Je me suis couverte la bouche d’une main. Cela voulait-il vraiment dire ce que je pensais ? Jean avait-elle orchestré la disparition de ma mère ?
“Ces messages que tu m’as aidée à truquer étaient très convaincants. Elle s’est enfuie, comme je le savais, mais les lettres ont commencé un an plus tard.”
Mais plus important encore, je devais trouver ces lettres !
Jean avait-elle orchestré la disparition de ma mère ?
“Chérie, je dois y aller,” dit Jean soudainement. “Oui, la fête des mères avec ma fille dévouée. Priez pour moi.”
J’ai baissé les yeux sur les fleurs dans ma main. Puis j’ai levé les yeux vers l’entrée de la cuisine, où l’ombre de Jean glissait sur le sol, fredonnant pour elle-même.
Et je me rendis compte, très calmement, qu’aujourd’hui ne serait pas la fête des mères qu’elle attendait.
Mes jambes faillirent flancher, mais je les forçai à avancer.
Aujourd’hui ne serait pas la fête des mères qu’elle attendait.
Je suis entrée dans la cuisine avec le sourire le plus éclatant que je pouvais feindre.
“Bonne fête des mères, Jean !”
Elle se retourna brusquement, surprise. Pendant une demi-seconde, son visage vacilla, puis se recomposa dans la chaleur.
“Oh, ma chérie ! Je ne t’ai pas entendue entrer.”
“La porte était ouverte. J’ai apporté tes préférés. De la part de Lily et moi.”
Elle prit le bouquet de mes mains.
“Où est Lily ? Elle devrait être là.”
Je suis entrée dans la cuisine.
“Elle a un double service et n’a pas pu venir. Elle t’envoie son amour et a dit qu’elle se rattrapera.”
“Hmm… d’accord. Assieds-toi, assieds-toi. Ton père sera bientôt de retour et la quiche est presque prête.”
“En fait, je peux aller aux toilettes d’abord ?”
“Vas-y, chérie. Tu sais où c’est.”
J’ai descendu le couloir lentement, comme si rien ne se brisait en moi. J’ai dépassé la salle de bain. J’ai continué.
Il y a des années, Jean avait déclaré le placard du couloir interdit.
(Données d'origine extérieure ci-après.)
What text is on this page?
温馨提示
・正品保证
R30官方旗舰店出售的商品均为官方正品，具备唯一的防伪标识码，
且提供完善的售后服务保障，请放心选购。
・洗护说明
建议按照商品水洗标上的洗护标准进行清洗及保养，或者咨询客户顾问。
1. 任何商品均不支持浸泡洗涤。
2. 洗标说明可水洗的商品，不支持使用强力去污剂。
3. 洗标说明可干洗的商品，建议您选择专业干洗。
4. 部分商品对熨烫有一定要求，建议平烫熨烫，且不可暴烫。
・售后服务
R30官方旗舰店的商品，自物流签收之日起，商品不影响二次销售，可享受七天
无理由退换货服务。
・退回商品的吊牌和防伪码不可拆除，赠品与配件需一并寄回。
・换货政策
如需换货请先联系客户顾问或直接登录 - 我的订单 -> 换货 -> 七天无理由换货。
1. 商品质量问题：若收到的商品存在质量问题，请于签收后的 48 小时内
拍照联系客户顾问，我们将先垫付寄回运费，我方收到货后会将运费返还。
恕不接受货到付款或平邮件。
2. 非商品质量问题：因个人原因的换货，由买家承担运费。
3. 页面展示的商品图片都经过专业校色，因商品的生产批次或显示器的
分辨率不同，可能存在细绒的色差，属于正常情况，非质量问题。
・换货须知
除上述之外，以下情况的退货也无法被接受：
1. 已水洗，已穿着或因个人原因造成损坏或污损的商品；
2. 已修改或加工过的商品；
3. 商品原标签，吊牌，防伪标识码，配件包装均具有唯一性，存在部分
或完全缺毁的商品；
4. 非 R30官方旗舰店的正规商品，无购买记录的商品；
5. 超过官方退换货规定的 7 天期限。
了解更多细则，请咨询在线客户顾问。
Elle disait y garder ses affaires personnelles, mais je soupçonnais que c’était là que je trouverais les lettres de maman.
“En fait, je peux aller aux toilettes d’abord ?”
J’ai ouvert lentement la porte du placard du couloir.
Il était rempli des affaires de Jean — surtout des manteaux et sacs de créateurs de la saison passée.
Tout au fond, trois boîtes à chaussures empilées attirèrent mon attention.
Mon cœur battait la chamade alors que je m’agenouillais.
J’ai soulevé le couvercle de la première boîte.
Elle était pleine de lettres adressées à Lily et moi.
J’ai ouvert lentement la porte du placard du couloir.
J’en ai pris une. Elle était encore scellée et oblitérée il y a 12 ans.
Une autre, mais celle-ci était ouverte. C’était une carte d’anniversaire.
Joyeux anniversaire, mes belles filles ! J’espère vous revoir bientôt.
Un petit bruit s’échappa de ma gorge avant que je puisse l’arrêter.
“Anna ? Chérie, ça va là-bas ?” appela Jean.
J’ai fouillé plus vite. Les dates remontaient au fil des années.
Puis je le vis — une enveloppe tout en haut, le cachet tout frais.
“Oh mon Dieu,” chuchotai-je.
Les pas de Jean résonnèrent dans le couloir.
J’ai fourré les lettres dans mon sac, ma veste, ma ceinture, partout où elles pouvaient tenir.
Jean s’arrêta dans l’embrasure du placard.
Son visage passa par trois expressions en une seconde. Confusion. Reconnaissance. Puis quelque chose de plus froid que je n’avais jamais vu.
“Remets-moi ça tout de suite, ou je ferai en sorte que ton père ne te parle plus jamais, ni à toi ni à ta sœur.”
J’ai fourré les lettres dans mon sac.
Toutes mes peurs d’enfance sont revenues d’un coup.
Je la regardais, sans voix, sachant très bien que ce n’était pas une menace en l’air, et que si quelqu’un pouvait le faire, c’était elle.
“Je suis sérieuse.” Elle fit un pas en avant, sa voix baissa. “Ton père va rentrer d’une minute à l’autre. Remets tout en place, assieds-toi et mange ta quiche, et on n’en parlera plus jamais. C’est ta seule chance, Anna.”
La porte d’entrée s’ouvrit alors.
Jean soupira. “On dirait que ton temps vient de s’écouler.”
“Papa ! Viens voir, tu dois voir—”
Je me suis interrompue quand la main de Jean a jailli pour saisir mon poignet. Fort.
“Anna ?” appela papa, ses pas pressés dans le couloir.
“Dernière chance,” grogna Jean. “Souris, Anna, ou je te jure que tu seras exclue de cette famille avant ce soir.”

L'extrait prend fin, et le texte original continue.